Edward Snowden gave his first U.S. television interview to NBC's Brian Williams last night, almost one year after he was first revealed as the NSA contractor who leaked documents about the U.S. government's digital surveillance techniques.
Snowden has been in Russia since the country granted him a one-year asylum last August. Since then, he's come under considerable fire from U.S. officials, particularly from Congressman Mike Rogers, who has accused Snowden of working under Russian influence. Snowden contends that this isn't true.
"I have no relationship with the Russian government at all," he told Williams.
But while in Russia, Snowden has been able to evade prosecution from the U.S., which is more than ready to take him to court for violations of the Espionage Act.
"When people say, 'Why don't you go home and face the music?,' I say, you have to understand that the music is not an open court and a fair trial," he said. "I think the most important idea is to remember that there have been times throughout history where what is right is not the same as what is legal.

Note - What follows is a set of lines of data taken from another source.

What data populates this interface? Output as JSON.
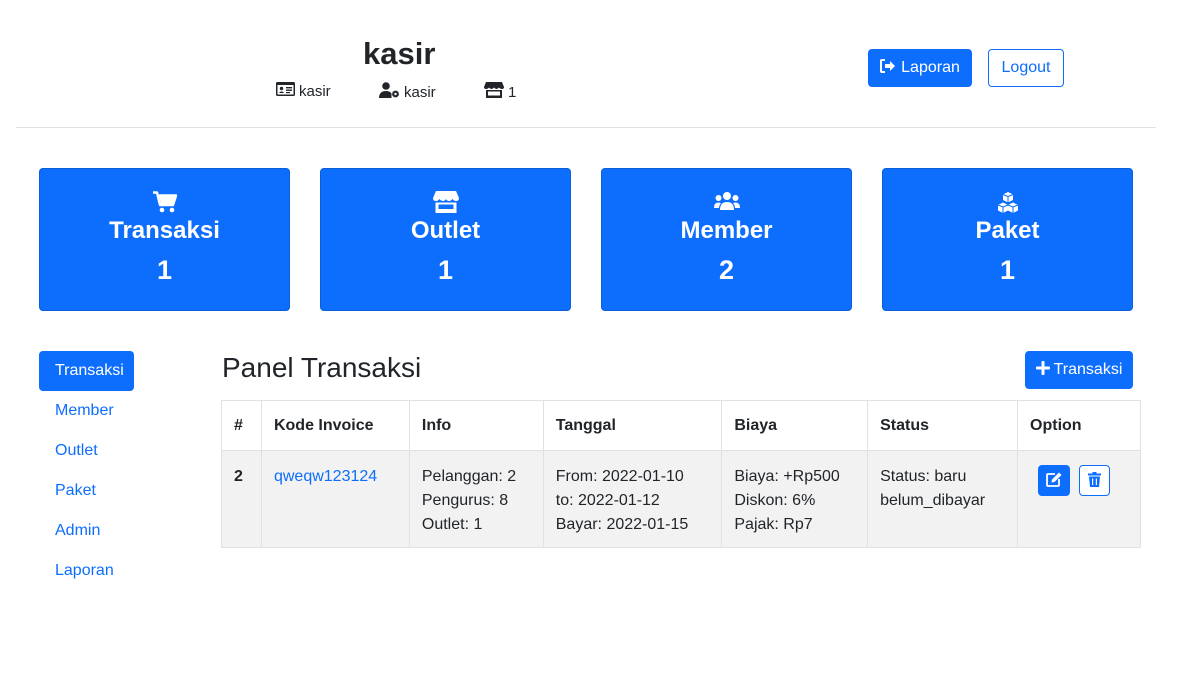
{
  "header": {
    "title": "kasir",
    "meta": [
      {
        "icon": "id-card-icon",
        "text": "kasir"
      },
      {
        "icon": "user-gear-icon",
        "text": "kasir"
      },
      {
        "icon": "store-icon",
        "text": "1"
      }
    ],
    "laporan_label": "Laporan",
    "logout_label": "Logout"
  },
  "cards": [
    {
      "icon": "cart-icon",
      "title": "Transaksi",
      "value": "1"
    },
    {
      "icon": "store-icon",
      "title": "Outlet",
      "value": "1"
    },
    {
      "icon": "users-icon",
      "title": "Member",
      "value": "2"
    },
    {
      "icon": "cubes-icon",
      "title": "Paket",
      "value": "1"
    }
  ],
  "sidebar": {
    "items": [
      {
        "label": "Transaksi",
        "active": true
      },
      {
        "label": "Member"
      },
      {
        "label": "Outlet"
      },
      {
        "label": "Paket"
      },
      {
        "label": "Admin"
      },
      {
        "label": "Laporan"
      }
    ]
  },
  "panel": {
    "title": "Panel Transaksi",
    "add_label": "Transaksi",
    "columns": [
      "#",
      "Kode Invoice",
      "Info",
      "Tanggal",
      "Biaya",
      "Status",
      "Option"
    ],
    "rows": [
      {
        "id": "2",
        "invoice": "qweqw123124",
        "info": [
          "Pelanggan: 2",
          "Pengurus: 8",
          "Outlet: 1"
        ],
        "tanggal": [
          "From: 2022-01-10",
          "to: 2022-01-12",
          "Bayar: 2022-01-15"
        ],
        "biaya": [
          "Biaya: +Rp500",
          "Diskon: 6%",
          "Pajak: Rp7"
        ],
        "status": [
          "Status: baru",
          "belum_dibayar"
        ]
      }
    ]
  },
  "colors": {
    "primary": "#0d6efd",
    "row_bg": "#f2f2f2",
    "border": "#dee2e6"
  }
}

Sometimes to do the right thing, you have to break a law. And the key there is in terms of civil disobedience."
Last month, the New York Times reported that Snowden had retained the services of Plato Cacheris, a lawyer who specializes in Espionage Act charges, last year to negotiate a potential plea deal with the U.S. government. He even defended the NSA to a point.
"People have unfairly demonized the NSA to a point that's too extreme," he said. "These are good people, trying to do hard work for good reasons."
Snowden told Williams that he "takes the threat of terrorism seriously" and that he was on Fort Meade on Sept. 11:
"I've never told anybody this. No journalist. But I was on Fort Meade on September 11th. I was right outside the NSA. So I remember — I remember the tension of that day. I remember hearing on the radio the planes hitting. And I remember thinking my grandfather, who worked for the FBI at the time — was in the Pentagon when the plane hit it."
The only major gaffe Snowden seemed to make during his interview was saying that he thought "the second season [of The Wire] is not so great." But mostly, he misses living in the U.S.
"If I could go anywhere in the world, that place would be home."